Canal Plus répudie son chasseur de pirates

La chaîne cryptée a rompu son contrat avec la société nantaise Trident Media Guard, qui conteste cette rupture devant le tribunal de commerce.
"Le groupe Canal Plus se tient aux avant postes du combat contre le fléau du piratage. Il en a toujours fait une priorité majeure", assurait la chaîne en avril.

"Canal Plus a un gros enjeu de piratage en France et en Afrique. Et ce piratage augmente, notamment en France. C'est un manque à gagner de 500.000 abonnés en France. En Italie, quand Canal a réglé le problème des cartes pirates, les abonnements ont explosé", ajoutait le président du directoire Maxime Saada devant l'Association des journalistes média en novembre 2016.

Pourtant, la chaîne cryptée, à la recherche d'économies tous azimuts, a répudié coup sur coup deux sous-traitants qu'elle utilisait pour chasser les pirates. Elle a d'abord mis fin à son contrat avec Thirel (qui travaillait pour elle depuis 2008), puis récemment avec Trident Media Guard alias TMG (qui travaillait aussi pour elle depuis dix ans).

Les deux bannis sont allés se plaindre au tribunal de commerce de Paris. Avec succès pour Thirel, qui a obtenu 3,1 millions d'euros de dommages. Quant à TMG, sa plainte pour "rupture brutale des relations commerciales", n'a été déposée qu'en janvier 2018, et n'a pas encore été jugée.

Fournisseur d'Hadopi

Basé à Nantes, TMG surveillait le web pour voir si circulaient des versions pirates des contenus de Canal Plus ou de sa filiale StudioCanal.

TMG a pour autres clients BeIn Sports, E1 Entertainment et surtout les sociétés d'auteurs françaises (Sacem, SCPP, SPPF, Alpa), qui, depuis 2008, demandent à TMG de récolter les adresses Internet des pirates sur les réseaux peer-to-peer. Ces adresses sont ensuite transmises à l'Hadopi qui envoie des avertissements aux pirates en question. Ce contrat commun dure jusqu'en 2019, précise la Sacem.

Thierry Lhermitte au capital

TMG est actuellement détenu par son PDG Alain Ghanime, son directeur technique et co-fondateur Bastien Casalta et l'acteur Thierry Lhermitte (qui a acheté 5% pour 55.000 euros).

En 2008, TMG avait levé 750.000 euros auprès du FCPR Ouest Ventures (250.000 euros en capital plus 500.000 euros sous forme d'obligations convertibles).
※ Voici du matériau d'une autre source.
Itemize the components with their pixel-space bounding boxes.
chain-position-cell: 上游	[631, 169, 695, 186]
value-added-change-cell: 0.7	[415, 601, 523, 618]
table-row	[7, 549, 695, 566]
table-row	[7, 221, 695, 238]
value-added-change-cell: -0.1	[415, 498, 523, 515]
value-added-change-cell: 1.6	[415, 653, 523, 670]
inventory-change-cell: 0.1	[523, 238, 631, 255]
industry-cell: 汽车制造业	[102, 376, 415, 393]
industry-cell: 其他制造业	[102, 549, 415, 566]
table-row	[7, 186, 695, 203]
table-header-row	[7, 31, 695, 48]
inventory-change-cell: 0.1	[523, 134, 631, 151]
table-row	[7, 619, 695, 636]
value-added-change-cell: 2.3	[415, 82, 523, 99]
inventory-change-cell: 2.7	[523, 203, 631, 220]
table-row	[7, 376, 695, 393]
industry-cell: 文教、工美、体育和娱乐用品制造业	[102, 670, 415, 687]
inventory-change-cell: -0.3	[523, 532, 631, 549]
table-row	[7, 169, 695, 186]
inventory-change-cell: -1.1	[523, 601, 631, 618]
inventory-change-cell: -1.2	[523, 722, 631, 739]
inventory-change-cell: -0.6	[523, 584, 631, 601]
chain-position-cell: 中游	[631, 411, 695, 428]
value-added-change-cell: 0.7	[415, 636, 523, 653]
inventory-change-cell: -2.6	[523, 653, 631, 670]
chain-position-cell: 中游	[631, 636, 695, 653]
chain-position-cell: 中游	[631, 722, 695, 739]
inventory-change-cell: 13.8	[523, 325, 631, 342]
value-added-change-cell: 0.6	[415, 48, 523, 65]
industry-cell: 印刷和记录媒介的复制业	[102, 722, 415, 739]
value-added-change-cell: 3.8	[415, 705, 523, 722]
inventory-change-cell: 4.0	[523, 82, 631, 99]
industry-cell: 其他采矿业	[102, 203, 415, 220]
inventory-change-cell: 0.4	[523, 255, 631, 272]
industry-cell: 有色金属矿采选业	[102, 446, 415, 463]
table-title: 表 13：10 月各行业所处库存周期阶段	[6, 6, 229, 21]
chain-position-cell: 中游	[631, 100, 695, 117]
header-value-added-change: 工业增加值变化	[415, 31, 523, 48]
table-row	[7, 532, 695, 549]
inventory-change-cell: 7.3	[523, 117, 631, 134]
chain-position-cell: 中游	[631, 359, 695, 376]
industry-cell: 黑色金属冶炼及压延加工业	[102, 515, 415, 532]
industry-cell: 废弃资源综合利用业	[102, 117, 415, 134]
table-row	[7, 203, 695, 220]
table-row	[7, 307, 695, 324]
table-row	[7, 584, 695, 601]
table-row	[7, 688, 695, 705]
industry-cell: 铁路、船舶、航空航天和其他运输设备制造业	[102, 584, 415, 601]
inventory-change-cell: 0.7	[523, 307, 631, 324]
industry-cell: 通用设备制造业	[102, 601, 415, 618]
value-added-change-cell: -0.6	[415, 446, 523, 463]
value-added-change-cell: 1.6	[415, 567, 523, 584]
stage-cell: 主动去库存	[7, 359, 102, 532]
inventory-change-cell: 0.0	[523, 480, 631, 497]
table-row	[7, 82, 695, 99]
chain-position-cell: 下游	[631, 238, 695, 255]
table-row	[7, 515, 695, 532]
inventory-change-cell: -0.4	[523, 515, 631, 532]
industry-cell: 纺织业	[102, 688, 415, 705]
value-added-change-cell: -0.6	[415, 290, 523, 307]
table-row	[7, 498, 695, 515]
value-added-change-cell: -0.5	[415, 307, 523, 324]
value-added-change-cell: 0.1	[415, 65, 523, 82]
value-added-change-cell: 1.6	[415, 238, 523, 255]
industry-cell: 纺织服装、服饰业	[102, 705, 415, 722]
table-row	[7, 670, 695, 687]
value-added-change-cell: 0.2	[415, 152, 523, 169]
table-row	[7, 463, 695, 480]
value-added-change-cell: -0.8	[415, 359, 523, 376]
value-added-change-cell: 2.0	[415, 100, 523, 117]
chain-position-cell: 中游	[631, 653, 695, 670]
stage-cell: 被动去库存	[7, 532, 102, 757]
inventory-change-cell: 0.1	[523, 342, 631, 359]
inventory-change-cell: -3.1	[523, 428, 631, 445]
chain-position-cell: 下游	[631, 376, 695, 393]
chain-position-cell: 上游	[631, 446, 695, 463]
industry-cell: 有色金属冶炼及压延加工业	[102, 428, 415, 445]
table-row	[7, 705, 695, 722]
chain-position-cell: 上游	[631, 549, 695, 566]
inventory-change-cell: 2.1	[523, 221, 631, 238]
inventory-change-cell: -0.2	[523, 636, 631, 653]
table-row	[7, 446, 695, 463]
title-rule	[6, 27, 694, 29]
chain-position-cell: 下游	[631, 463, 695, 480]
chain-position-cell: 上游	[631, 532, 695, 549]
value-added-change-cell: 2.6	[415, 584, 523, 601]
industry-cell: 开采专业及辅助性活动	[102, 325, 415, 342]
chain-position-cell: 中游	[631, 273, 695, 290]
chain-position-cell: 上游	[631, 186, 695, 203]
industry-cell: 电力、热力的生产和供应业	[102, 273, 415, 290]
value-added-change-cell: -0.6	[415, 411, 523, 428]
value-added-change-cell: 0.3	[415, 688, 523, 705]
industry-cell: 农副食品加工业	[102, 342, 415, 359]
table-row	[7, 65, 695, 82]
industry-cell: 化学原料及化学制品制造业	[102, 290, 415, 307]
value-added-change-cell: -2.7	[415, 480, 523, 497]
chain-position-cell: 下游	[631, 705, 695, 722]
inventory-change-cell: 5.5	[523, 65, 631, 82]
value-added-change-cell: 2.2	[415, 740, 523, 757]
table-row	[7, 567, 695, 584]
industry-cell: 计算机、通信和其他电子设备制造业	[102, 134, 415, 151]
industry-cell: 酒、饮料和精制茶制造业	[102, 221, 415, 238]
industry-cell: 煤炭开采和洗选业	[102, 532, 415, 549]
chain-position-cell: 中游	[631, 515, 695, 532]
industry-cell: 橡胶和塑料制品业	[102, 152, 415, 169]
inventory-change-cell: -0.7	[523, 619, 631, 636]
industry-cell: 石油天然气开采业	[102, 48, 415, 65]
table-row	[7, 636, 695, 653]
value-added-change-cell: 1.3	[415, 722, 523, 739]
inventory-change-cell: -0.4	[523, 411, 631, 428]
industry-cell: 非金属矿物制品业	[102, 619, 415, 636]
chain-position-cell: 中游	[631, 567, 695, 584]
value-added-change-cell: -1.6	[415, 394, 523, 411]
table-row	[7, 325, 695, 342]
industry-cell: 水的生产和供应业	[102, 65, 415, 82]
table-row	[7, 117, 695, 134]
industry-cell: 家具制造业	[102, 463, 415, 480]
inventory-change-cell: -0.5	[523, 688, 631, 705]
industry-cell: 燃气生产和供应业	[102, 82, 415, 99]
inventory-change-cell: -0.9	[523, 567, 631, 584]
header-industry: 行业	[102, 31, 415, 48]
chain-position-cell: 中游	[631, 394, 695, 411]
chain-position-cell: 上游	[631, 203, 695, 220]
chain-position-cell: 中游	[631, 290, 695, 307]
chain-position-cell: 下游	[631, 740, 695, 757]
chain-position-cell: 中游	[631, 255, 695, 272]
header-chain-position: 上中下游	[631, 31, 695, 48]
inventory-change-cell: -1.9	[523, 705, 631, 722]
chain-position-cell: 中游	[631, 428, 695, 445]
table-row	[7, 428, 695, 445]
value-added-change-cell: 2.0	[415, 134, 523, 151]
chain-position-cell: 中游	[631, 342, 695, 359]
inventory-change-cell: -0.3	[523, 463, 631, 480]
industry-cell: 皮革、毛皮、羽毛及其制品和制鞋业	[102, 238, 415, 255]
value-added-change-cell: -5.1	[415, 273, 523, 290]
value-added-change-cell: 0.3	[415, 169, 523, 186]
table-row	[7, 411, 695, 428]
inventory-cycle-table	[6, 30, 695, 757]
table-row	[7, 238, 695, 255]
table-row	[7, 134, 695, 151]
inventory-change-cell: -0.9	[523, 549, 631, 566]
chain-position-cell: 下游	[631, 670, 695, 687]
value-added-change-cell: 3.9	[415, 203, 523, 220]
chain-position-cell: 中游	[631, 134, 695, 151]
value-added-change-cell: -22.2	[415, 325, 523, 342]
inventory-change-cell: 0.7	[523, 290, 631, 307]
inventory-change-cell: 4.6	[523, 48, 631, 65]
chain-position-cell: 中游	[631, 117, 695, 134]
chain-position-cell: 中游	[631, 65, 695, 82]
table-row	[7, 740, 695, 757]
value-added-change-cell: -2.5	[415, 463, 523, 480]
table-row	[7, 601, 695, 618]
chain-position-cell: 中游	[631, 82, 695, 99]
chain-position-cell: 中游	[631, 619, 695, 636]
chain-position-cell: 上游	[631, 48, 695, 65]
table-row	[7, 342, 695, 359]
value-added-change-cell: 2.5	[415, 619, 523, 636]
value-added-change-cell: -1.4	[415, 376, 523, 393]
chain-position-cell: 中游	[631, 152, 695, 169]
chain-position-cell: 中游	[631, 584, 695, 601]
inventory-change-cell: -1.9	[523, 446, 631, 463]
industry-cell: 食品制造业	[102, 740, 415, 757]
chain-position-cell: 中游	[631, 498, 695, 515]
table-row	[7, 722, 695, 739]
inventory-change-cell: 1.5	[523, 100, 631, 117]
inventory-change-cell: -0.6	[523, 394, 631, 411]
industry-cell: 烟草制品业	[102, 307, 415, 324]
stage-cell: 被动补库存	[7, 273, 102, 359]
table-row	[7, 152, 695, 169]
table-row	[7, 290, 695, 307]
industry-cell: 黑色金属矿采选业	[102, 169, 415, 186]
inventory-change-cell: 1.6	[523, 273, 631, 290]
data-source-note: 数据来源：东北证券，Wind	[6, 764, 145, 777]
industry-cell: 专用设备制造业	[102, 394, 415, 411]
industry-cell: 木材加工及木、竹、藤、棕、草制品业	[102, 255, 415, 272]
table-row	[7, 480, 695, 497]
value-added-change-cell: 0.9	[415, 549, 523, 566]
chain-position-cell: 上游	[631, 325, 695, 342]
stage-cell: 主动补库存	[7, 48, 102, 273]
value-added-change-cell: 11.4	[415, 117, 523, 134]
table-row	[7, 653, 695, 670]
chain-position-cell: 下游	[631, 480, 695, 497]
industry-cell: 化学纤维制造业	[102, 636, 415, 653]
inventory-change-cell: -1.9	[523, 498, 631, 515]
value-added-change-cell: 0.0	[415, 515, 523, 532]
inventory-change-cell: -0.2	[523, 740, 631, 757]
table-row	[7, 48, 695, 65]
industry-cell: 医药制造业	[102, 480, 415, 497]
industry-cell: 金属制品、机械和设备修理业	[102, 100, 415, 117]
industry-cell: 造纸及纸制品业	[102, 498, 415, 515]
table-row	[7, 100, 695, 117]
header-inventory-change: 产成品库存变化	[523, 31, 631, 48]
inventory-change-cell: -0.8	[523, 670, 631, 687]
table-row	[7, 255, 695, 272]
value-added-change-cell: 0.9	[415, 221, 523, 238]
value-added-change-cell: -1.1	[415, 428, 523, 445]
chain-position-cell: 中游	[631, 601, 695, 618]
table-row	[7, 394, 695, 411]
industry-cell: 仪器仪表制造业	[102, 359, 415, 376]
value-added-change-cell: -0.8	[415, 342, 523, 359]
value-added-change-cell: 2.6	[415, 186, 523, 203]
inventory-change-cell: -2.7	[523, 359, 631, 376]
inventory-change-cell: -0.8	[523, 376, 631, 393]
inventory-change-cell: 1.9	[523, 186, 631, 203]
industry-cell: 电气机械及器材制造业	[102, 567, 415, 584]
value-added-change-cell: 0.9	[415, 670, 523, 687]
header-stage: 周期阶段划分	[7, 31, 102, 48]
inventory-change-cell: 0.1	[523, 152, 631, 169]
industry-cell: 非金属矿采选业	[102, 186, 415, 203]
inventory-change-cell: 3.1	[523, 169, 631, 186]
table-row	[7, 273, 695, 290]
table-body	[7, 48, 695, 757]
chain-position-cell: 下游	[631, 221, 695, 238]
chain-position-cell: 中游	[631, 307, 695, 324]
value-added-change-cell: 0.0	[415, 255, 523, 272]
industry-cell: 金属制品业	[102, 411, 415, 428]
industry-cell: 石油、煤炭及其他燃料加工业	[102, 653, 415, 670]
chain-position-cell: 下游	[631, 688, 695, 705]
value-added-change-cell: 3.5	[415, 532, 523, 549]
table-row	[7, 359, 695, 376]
Ce fonds, désireux de déboucler cette participation, est sorti en 2016, mais avec une moins value: TMG a racheté les actions du fonds pour seulement 536.000 euros. TMG a financé ce rachat notamment grâce à un prêt de 550.000 euros accordé par la BPA et le CIC.

A noter que le fonds et Thierry Lhermitte sont rentrés sur une valorisation de la société de 1,9 million d'euros, mais que le fonds est sorti en 2016 sur une valorisation de seulement un million d'euros.

Contacté, TMG n'a pas souhaité faire de commentaires. De son côté, Canal Plus indique avoir remis en jeu il y a deux ans les prestations de lutte contre le piratage via un appel d'offres, qui a été perdu par TMG mais remporté par Leak id, et que le contrat est désormais plus étendu, couvrant tous les territoires où est présent la chaîne.